Albert Cohen, Le Livre de ma mère, 1954
« No trespassing ». Un portail. « K ». Une forteresse. Les ténèbres. Une chambre. Un vieil homme. Un chalet sous la neige. Un dernier soupir. « Rosebud ». Du verre brisé. Une infirmière. La mort. La suite, tous les cinéphiles la connaissent, elle appartient à l’histoire, à leur histoire, celle du cinéma dont Citizen Kane n’est pas seulement un chapitre mais aussi le centre de gravitation. Cette petite séquence en ouverture du film jeta les dés qui scellèrent une fois pour toutes le destin de la cinéphilie mondiale. Il y aurait un avant et un après Citizen Kane, à la fois film-somme du classicisme hollywoodien et point de départ du cinéma moderne : « le meilleur film américain de tous les temps ». Rien moins. Il fallut pour ça qu’un génie encore vierge de toute image cinématographique (Orson Welles), à une époque particulièrement trouble (la Seconde Guerre mondiale), dans un pays à la puissance en pleine expansion (les États-Unis), puisse en toute liberté faire son premier film avec les moyens les plus prestigieux qui soient (les studios de la RKO à Hollywood). Improbable enchaînement de circonstances qui permit à Welles d’être à ce moment précis le paratonnerre à image de la foudre idéologique du XXe siècle et de faire de Citizen Kane le point de rencontre culminant entre le cinéma et son époque. Le film multiplie ainsi jusqu’au vertige les thèmes abordés. À la fois un film sur le pouvoir, sur l’aliénation du pouvoir, sur l’enfance, sur l’abandon, sur la mort, sur la vieillesse, sur l’amitié, sur la vie de couple, sur l’aliénation du couple, sur l’art, sur le cinéma, sur les médias, sur leur perversion, sur la politique, sur le discours idéologique, sur le capitalisme, sur sa logique et son absurdité : il est une incroyable parabole visionnaire de notre temps. Welles, homme de théâtre et de radio, surdoué précoce de vingt-six ans, et cinéaste débutant explore un art qui allait devenir le sien (et qu’il allait même finir par symboliser) et, en le découvrant, nous le fait redécouvrir : rendre compte de ce que le cinéma fut capable et de ce qu’il pourrait dorénavant faire, le clore et l’ouvrir à la fois. On n’ose imaginer le choc que dut être la vision de ce film par la critique française à sa sortie après la guerre en 1946. On peut d’autant moins se le figurer qu’aujourd’hui Welles, les guerres mondiales, la RKO et l’expansion des États-Unis n’existent plus.
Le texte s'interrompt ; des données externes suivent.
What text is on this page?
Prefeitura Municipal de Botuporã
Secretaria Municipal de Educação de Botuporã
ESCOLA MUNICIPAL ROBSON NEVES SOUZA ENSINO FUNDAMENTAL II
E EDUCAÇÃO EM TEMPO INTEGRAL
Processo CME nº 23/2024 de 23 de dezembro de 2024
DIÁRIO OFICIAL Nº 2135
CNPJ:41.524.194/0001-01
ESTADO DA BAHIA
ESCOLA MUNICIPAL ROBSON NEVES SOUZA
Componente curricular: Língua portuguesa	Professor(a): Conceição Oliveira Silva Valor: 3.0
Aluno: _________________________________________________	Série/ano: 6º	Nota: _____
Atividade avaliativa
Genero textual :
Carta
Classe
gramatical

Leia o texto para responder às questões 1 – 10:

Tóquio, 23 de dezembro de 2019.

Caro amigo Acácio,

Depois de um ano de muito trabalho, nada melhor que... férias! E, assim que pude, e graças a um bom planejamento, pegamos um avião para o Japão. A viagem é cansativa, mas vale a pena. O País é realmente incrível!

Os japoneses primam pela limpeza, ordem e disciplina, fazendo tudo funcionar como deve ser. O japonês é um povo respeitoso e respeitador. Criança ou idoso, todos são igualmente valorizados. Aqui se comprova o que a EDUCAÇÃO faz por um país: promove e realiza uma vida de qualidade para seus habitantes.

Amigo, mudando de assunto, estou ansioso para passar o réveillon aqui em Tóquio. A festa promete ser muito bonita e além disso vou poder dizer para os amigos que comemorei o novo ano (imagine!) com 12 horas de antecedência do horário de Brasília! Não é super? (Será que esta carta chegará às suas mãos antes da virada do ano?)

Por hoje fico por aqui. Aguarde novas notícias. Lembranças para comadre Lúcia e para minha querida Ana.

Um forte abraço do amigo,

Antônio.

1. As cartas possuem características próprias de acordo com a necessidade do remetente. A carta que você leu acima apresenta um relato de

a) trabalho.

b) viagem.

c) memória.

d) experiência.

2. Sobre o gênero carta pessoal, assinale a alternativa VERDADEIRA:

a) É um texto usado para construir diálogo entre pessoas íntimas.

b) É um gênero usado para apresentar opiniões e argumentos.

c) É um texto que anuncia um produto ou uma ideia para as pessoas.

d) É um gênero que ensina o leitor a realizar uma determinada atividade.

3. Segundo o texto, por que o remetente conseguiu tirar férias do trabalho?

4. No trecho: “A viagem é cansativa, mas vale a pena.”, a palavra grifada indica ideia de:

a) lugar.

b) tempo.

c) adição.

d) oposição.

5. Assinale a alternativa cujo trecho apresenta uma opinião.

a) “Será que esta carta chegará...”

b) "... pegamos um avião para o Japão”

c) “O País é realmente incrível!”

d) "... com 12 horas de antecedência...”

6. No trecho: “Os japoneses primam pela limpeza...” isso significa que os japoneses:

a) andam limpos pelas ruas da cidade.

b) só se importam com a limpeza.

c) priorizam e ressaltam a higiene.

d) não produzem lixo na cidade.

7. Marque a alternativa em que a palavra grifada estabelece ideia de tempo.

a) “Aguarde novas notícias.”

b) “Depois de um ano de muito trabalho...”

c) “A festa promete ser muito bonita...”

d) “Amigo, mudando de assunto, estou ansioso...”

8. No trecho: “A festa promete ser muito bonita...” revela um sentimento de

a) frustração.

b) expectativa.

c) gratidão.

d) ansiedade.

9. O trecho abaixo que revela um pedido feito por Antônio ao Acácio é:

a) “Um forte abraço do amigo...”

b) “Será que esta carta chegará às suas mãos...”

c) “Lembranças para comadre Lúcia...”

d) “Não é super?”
Avec Citizen Kane, Welles lança un double soufflet au visage d’Hollywood. D’une part, il montra que le cinéma, pour se renouveler, devait rompre avec ses schémas traditionnels et rendit ainsi obsolète le modèle cinématographique que l’industrie du rêve avait mis tant de temps à peaufiner. D’autre part, il lui fournit son plus grand chef‑d’œuvre sous forme de film d’auteur indépendant, maudit et pas rentable (notamment à cause de la mauvaise campagne menée par Hearst, très remonté contre le film), contredisant leur morale illusoire qui veut qu’un bon film soit indissociable d’un succès (aujourd’hui encore, ils n’en démordent pas). Au moment où la notion d’« auteur » commençait à sérieusement germer en Europe, Welles l’a mise littéralement en pratique aux USA : non content d’occuper tout les postes importants à la création du film (réalisateur, producteur et co-scénariste), il en tient également le rôle principal, celui de Charles Foster Kane, inscrivant son corps à l’image, omniprésent au sein de son œuvre. Il s’autorise même à conclure son film suivant (La Splendeur des Amberson, 1942) en le « signant » vocalement, en voix-off. Il paya cette audace au prix fort : on se méfia de cet artiste excentrique et très rapidement sa carrière américaine coula, ce qui l’obligea à s’exiler en Europe. Plus tard, la critique de cinéma Pauline Kael tenta de démontrer que le génie de Citizen Kane serait en partie dû à son co-scénariste, Herman J. Mankiewicz (frère de), arguant que le reste de la filmographie de Welles se constitue essentiellement d’adaptations littéraires. Preuve qu’aux États-Unis, le fait que celui qu’ils considèrent comme un loser ait pu contribuer à leur patrimoine culturel leur est une idée inacceptable, scandaleuse.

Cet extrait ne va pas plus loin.